Kata-kata Arsyad sontak membuat semua orang terperanjat, tak terkecuali Dilla yang menatap Arsyad dengan penuh tanda tanya. Batinnya berontak, bagaimana bisa pria yang selalu terlihat membencinya itu mengatakan bahwa Dilla adalah miliknya.

Keduanya meninggalkan kelima orang yang itu, yang tengah terjatuh seolah tubuh mereka tak bertulang. Padahal sebelum menyeret dilla kesini mereka sudah pastikan tidak aka nada yang curiga dan tidak ada yang melihat mereka membawa Dilla.

"Kita kekamar dinasku, Kau bersihkanlah dirimu disana. Apa kau membawa pakaian dan pakaian dalam ganti ?" tanyanya sambil tetap merangkul bahu gadis itu.

"Aku tidak membawa pakaian ganti, tapi kalau pakaian dalam ganti aku selalu membawanya di Lokerku.

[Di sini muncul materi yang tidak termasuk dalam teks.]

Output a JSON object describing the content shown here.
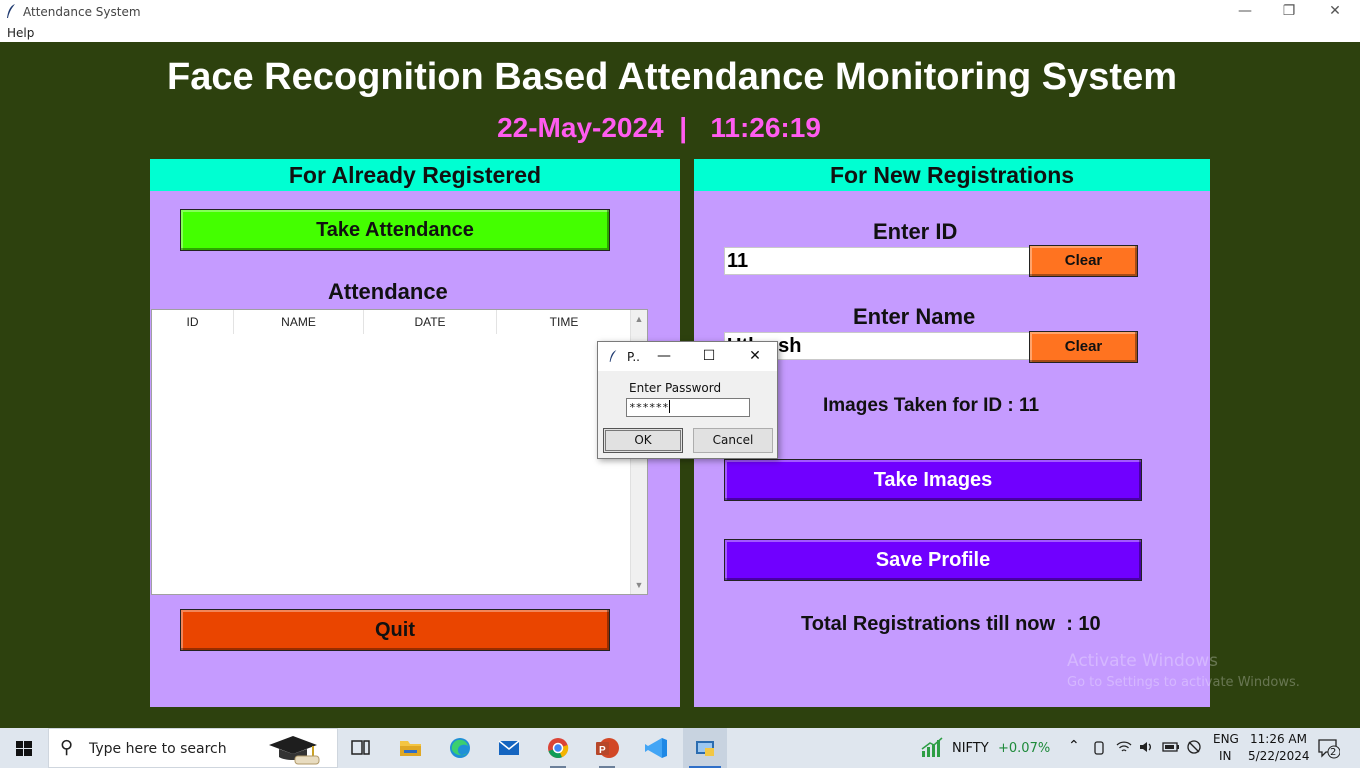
{
  "window": {
    "title": "Attendance System",
    "menu": [
      "Help"
    ],
    "controls": {
      "minimize": "—",
      "maximize": "❐",
      "close": "✕"
    }
  },
  "header": {
    "title": "Face Recognition Based Attendance Monitoring System",
    "datetime": "22-May-2024  |   11:26:19"
  },
  "left_panel": {
    "heading": "For Already Registered",
    "take_attendance_label": "Take Attendance",
    "attendance_label": "Attendance",
    "table": {
      "columns": [
        "ID",
        "NAME",
        "DATE",
        "TIME"
      ],
      "rows": []
    },
    "quit_label": "Quit"
  },
  "right_panel": {
    "heading": "For New Registrations",
    "enter_id_label": "Enter ID",
    "id_value": "11",
    "clear_label": "Clear",
    "enter_name_label": "Enter Name",
    "name_value": "Utkarsh",
    "images_taken_text": "Images Taken for ID : 11",
    "take_images_label": "Take Images",
    "save_profile_label": "Save Profile",
    "total_registrations_text": "Total Registrations till now  : 10"
  },
  "dialog": {
    "title": "P..",
    "prompt": "Enter Password",
    "value": "******",
    "ok_label": "OK",
    "cancel_label": "Cancel"
  },
  "watermark": {
    "line1": "Activate Windows",
    "line2": "Go to Settings to activate Windows."
  },
  "taskbar": {
    "search_placeholder": "Type here to search",
    "stock_name": "NIFTY",
    "stock_change": "+0.07%",
    "lang_line1": "ENG",
    "lang_line2": "IN",
    "time": "11:26 AM",
    "date": "5/22/2024",
    "notification_count": "2"
  },
  "colors": {
    "background": "#2d410e",
    "panel": "#c59bff",
    "panel_header": "#00ffd2",
    "take_attendance": "#44ff00",
    "quit": "#ea4500",
    "clear": "#ff7320",
    "purple_button": "#7000ff",
    "datetime": "#ff5cf0"
  }
}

Loker yang ada di VK, kita ke VK saja."

"Aku saja yang ambil kesana, kau mandilah. Kalau kau ke VK dengan pakaian begini mereka akan mengira aku melakukan hal asusila terhadapmu."

Ruang Asrama Dokter

"Dilla ? lu kenapa ?" tanya dr. Kanaya yang merupakan kawan Dilla dan kawan Arsyad juga.

"Jangan dulu banyak bertanya Nay, biar dilla bersihkan dirinya dulu baru kita bicarakan kalau dia sudah tenang." Jawab Arsyad.

"Arsyadku sudah kembali." Batin Kanaya, yang menjawab ucapan Arsyad dengan senyuman dan menepuk lembut tubuh Dilla.

"Mandilah, dan kunci dari dalam. Oh ya, sebentar. Pakai ini, Ini akan cukup ditubuhmu, aku sudah tidak memakainya lagi." Kata Arsyad sambil memberikan baju OK nya yang berlengan panjang dengan bordiran nama didadanya, Aroma maskulin pria itu menyeruak masuk dalam indera penciumannya. Lagi-lagi ia hanya menjawab dengan anggukan dan senyuman.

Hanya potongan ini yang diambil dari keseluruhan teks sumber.